On 10/23/24 8:27 AM, Konstantinos Eleftheriou wrote:
From: kelefth <konstantinos.elefther...@vrull.eu>
This pass detects cases of expensive store forwarding and tries to avoid them
by reordering the stores and using suitable bit insertion sequences.
For example it can transform this:
strb w2, [x1, 1]
ldr x0, [x1] # Expensive store forwarding to larger load.
To:
ldr x0, [x1]
strb w2, [x1]
bfi x0, x2, 0, 8
Assembly like this can appear with bitfields or type punning / unions.

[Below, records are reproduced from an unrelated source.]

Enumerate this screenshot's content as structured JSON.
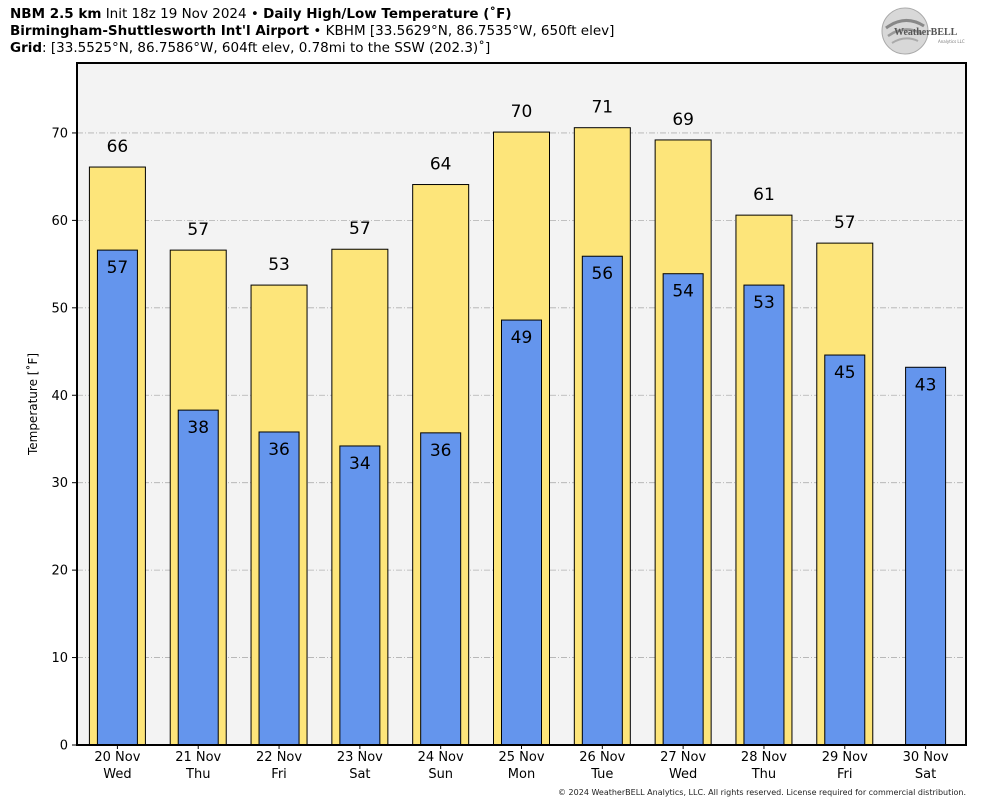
{
  "header": {
    "model": "NBM 2.5 km",
    "init": "Init 18z 19 Nov 2024",
    "bullet": "•",
    "product": "Daily High/Low Temperature (˚F)",
    "station_name": "Birmingham-Shuttlesworth Int'l Airport",
    "station_info": "KBHM [33.5629°N, 86.7535°W, 650ft elev]",
    "grid_label": "Grid",
    "grid_info": ": [33.5525°N, 86.7586°W, 604ft elev, 0.78mi to the SSW (202.3)˚]"
  },
  "logo": {
    "text": "WeatherBELL",
    "subtext": "Analytics LLC"
  },
  "copyright": "© 2024 WeatherBELL Analytics, LLC. All rights reserved. License required for commercial distribution.",
  "colors": {
    "high": "#fde57a",
    "low": "#6495ed",
    "plot_bg": "#f3f3f3",
    "grid": "#b0b0b0"
  },
  "chart_data": {
    "type": "bar",
    "ylabel": "Temperature [˚F]",
    "ylim": [
      0,
      78
    ],
    "yticks": [
      0,
      10,
      20,
      30,
      40,
      50,
      60,
      70
    ],
    "grid": true,
    "categories": [
      [
        "20 Nov",
        "Wed"
      ],
      [
        "21 Nov",
        "Thu"
      ],
      [
        "22 Nov",
        "Fri"
      ],
      [
        "23 Nov",
        "Sat"
      ],
      [
        "24 Nov",
        "Sun"
      ],
      [
        "25 Nov",
        "Mon"
      ],
      [
        "26 Nov",
        "Tue"
      ],
      [
        "27 Nov",
        "Wed"
      ],
      [
        "28 Nov",
        "Thu"
      ],
      [
        "29 Nov",
        "Fri"
      ],
      [
        "30 Nov",
        "Sat"
      ]
    ],
    "series": [
      {
        "values": [
          66.1,
          56.6,
          52.6,
          56.7,
          64.1,
          70.1,
          70.6,
          69.2,
          60.6,
          57.4,
          null
        ],
        "labels": [
          "66",
          "57",
          "53",
          "57",
          "64",
          "70",
          "71",
          "69",
          "61",
          "57",
          ""
        ]
      },
      {
        "values": [
          56.6,
          38.3,
          35.8,
          34.2,
          35.7,
          48.6,
          55.9,
          53.9,
          52.6,
          44.6,
          43.2
        ],
        "labels": [
          "57",
          "38",
          "36",
          "34",
          "36",
          "49",
          "56",
          "54",
          "53",
          "45",
          "43"
        ]
      }
    ]
  }
}
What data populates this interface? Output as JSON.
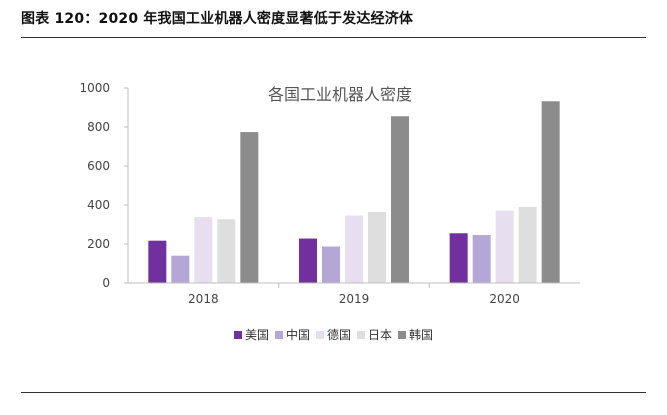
{
  "figure": {
    "title": "图表 120：2020 年我国工业机器人密度显著低于发达经济体"
  },
  "chart_data": {
    "type": "bar",
    "title": "各国工业机器人密度",
    "categories": [
      "2018",
      "2019",
      "2020"
    ],
    "ylim": [
      0,
      1000
    ],
    "yticks": [
      0,
      200,
      400,
      600,
      800,
      1000
    ],
    "grid": false,
    "legend_position": "bottom",
    "series": [
      {
        "name": "美国",
        "color": "#7030a0",
        "values": [
          217,
          228,
          255
        ]
      },
      {
        "name": "中国",
        "color": "#b4a7d6",
        "values": [
          140,
          187,
          246
        ]
      },
      {
        "name": "德国",
        "color": "#e7dfef",
        "values": [
          338,
          346,
          371
        ]
      },
      {
        "name": "日本",
        "color": "#dedede",
        "values": [
          327,
          364,
          390
        ]
      },
      {
        "name": "韩国",
        "color": "#8c8c8c",
        "values": [
          774,
          855,
          932
        ]
      }
    ]
  }
}
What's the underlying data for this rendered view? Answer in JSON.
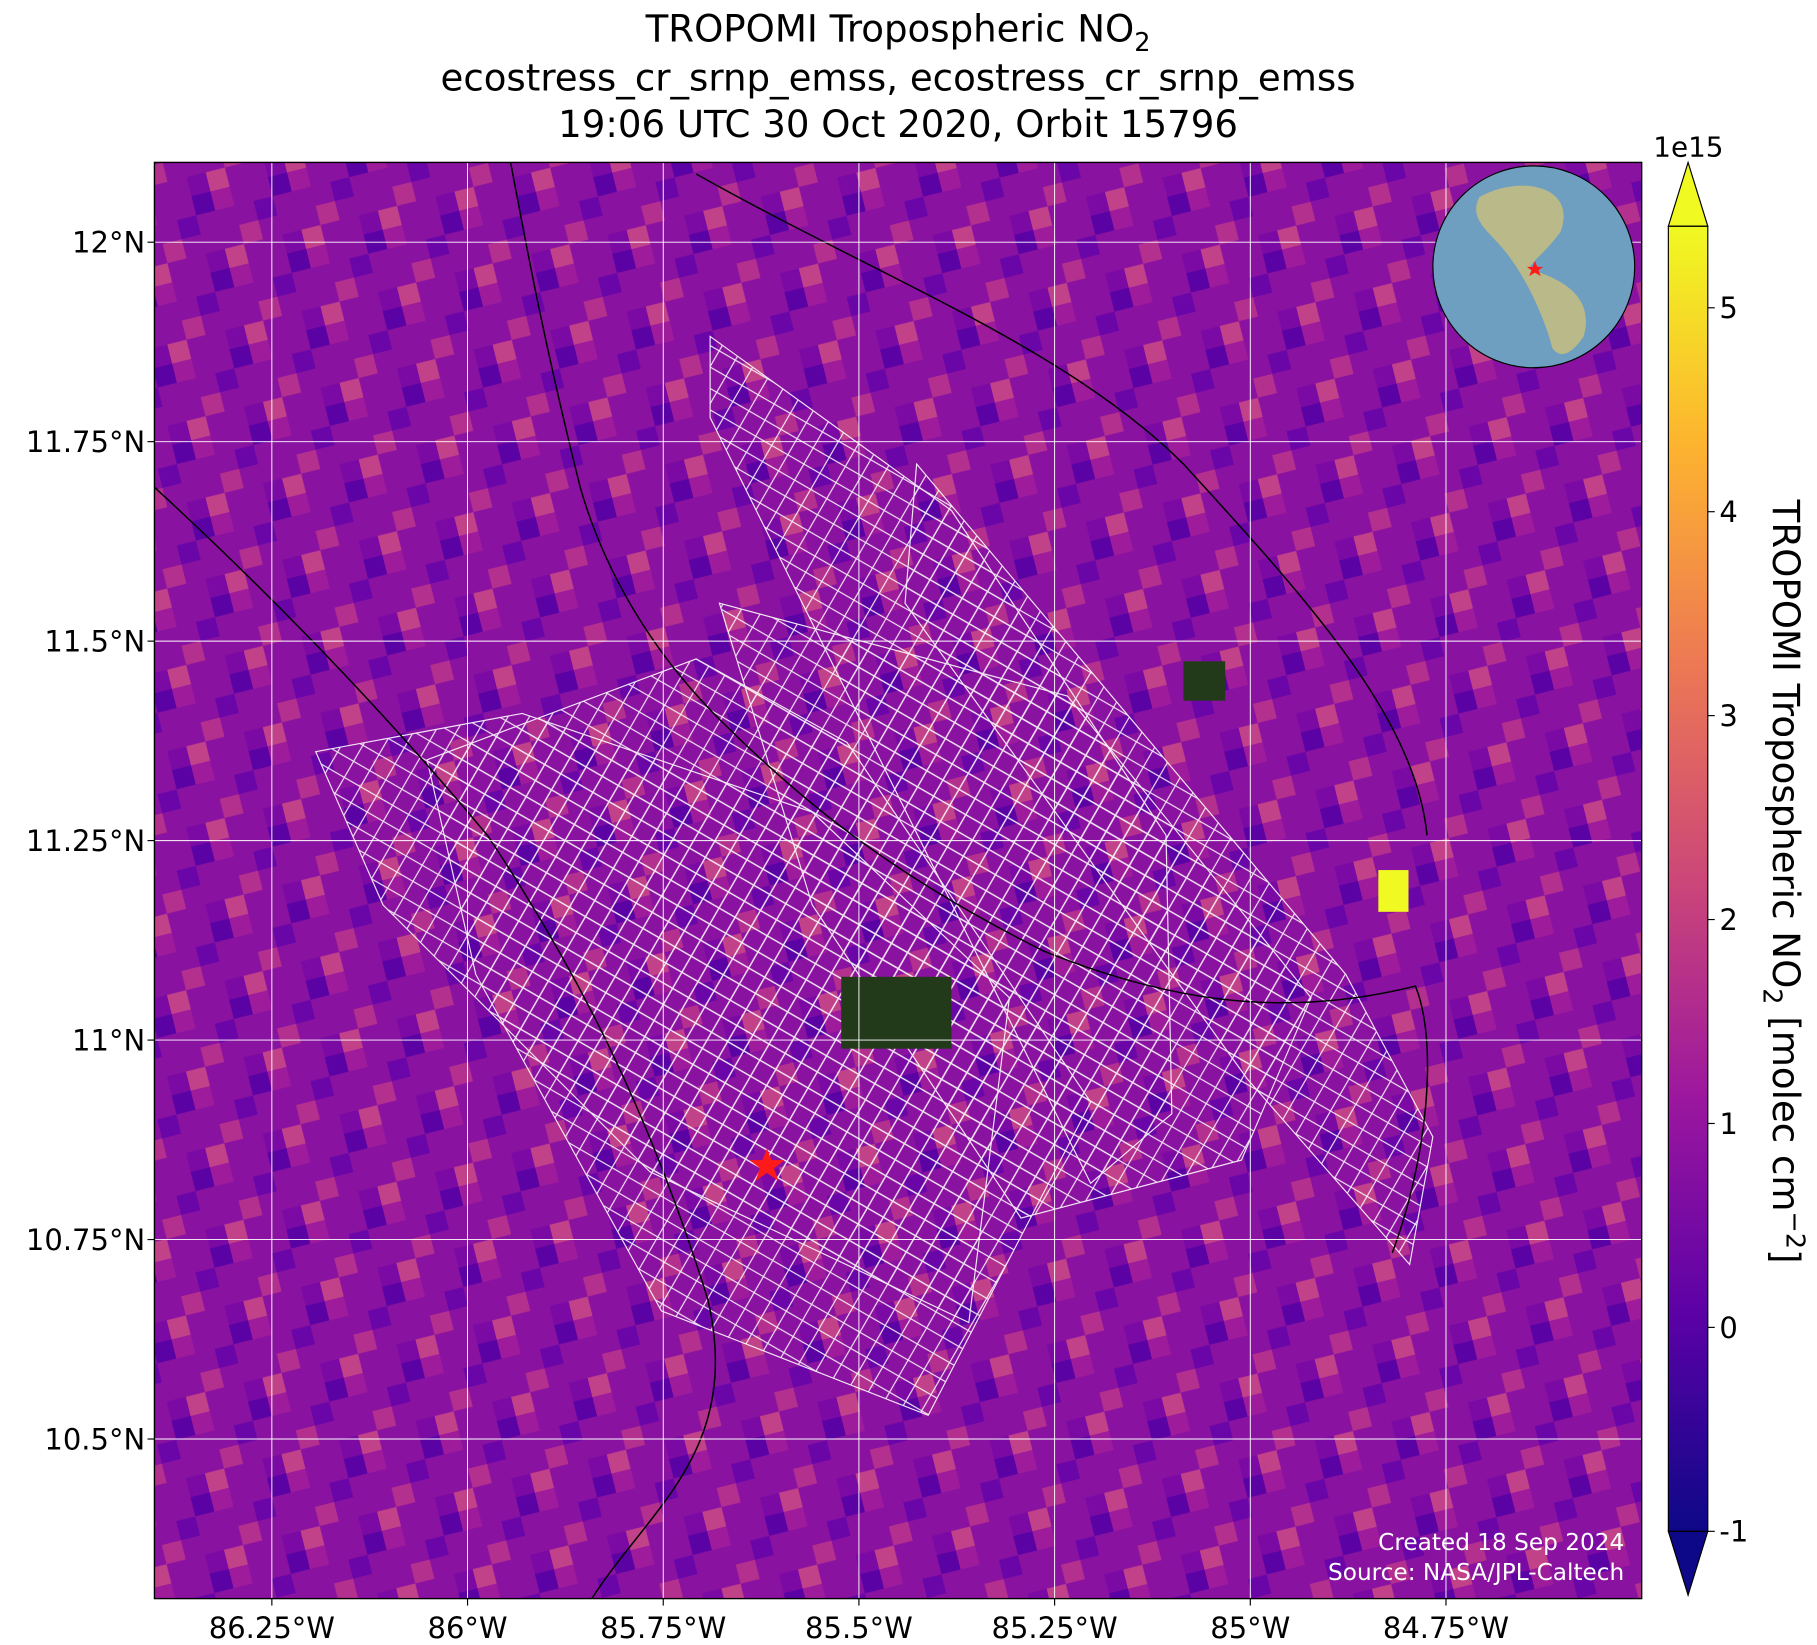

On stress-ng when running the cpu-union microbenchmark the following speedups
have been observed.
Neoverse-N1: +29.4%
Intel Coffeelake: +13.1%
AMD 5950X: +17.5%
[ ... ]
Seems to still have some correctness issues. H8 reports this when the
pass is enabled by default:
Tests that now fail, but worked before (8 tests):
h8300-sim/-mh/-mint32: gcc: gcc.c-torture/execute/pr63843.c -O2 execution
test
[ ... ]
It looks like we miss setting the high half of the register. The good
sequence looks like:
! mov.b @er2,r3l
! mov.b r3l,@(2,er7)
mov.b @(1,er2),r2l
mov.b r2l,@(3,er7)
! mov.w @(2,er7),r0
Note the word (16 bit) move at the end of the sequence that sets both
halves of the r0 register.
The broken sequence looks like this:
! mov.b @er2,r0l
mov.b @(1,er2),r2l
+ mov.b r0l,@(2,er7)
mov.b r2l,@(3,er7)
! mov.b r2l,r0l
Note how all the assignments are byte sized and that nothing sets r0h.
We get whatever value happened to be lying around in the high half of
the register.
You should be able to see this with an H8 cross compiler and shouldn't
need a full toolchain to test. Compile with -O2 -mh -mint32. There is
only one opportunity for SFB avoidance in pr63843.
There's also a failure for bfin-elf, but I suspect it's ultimately the
same underlying issue. Obviously I'll retest once there's a fix.
jeff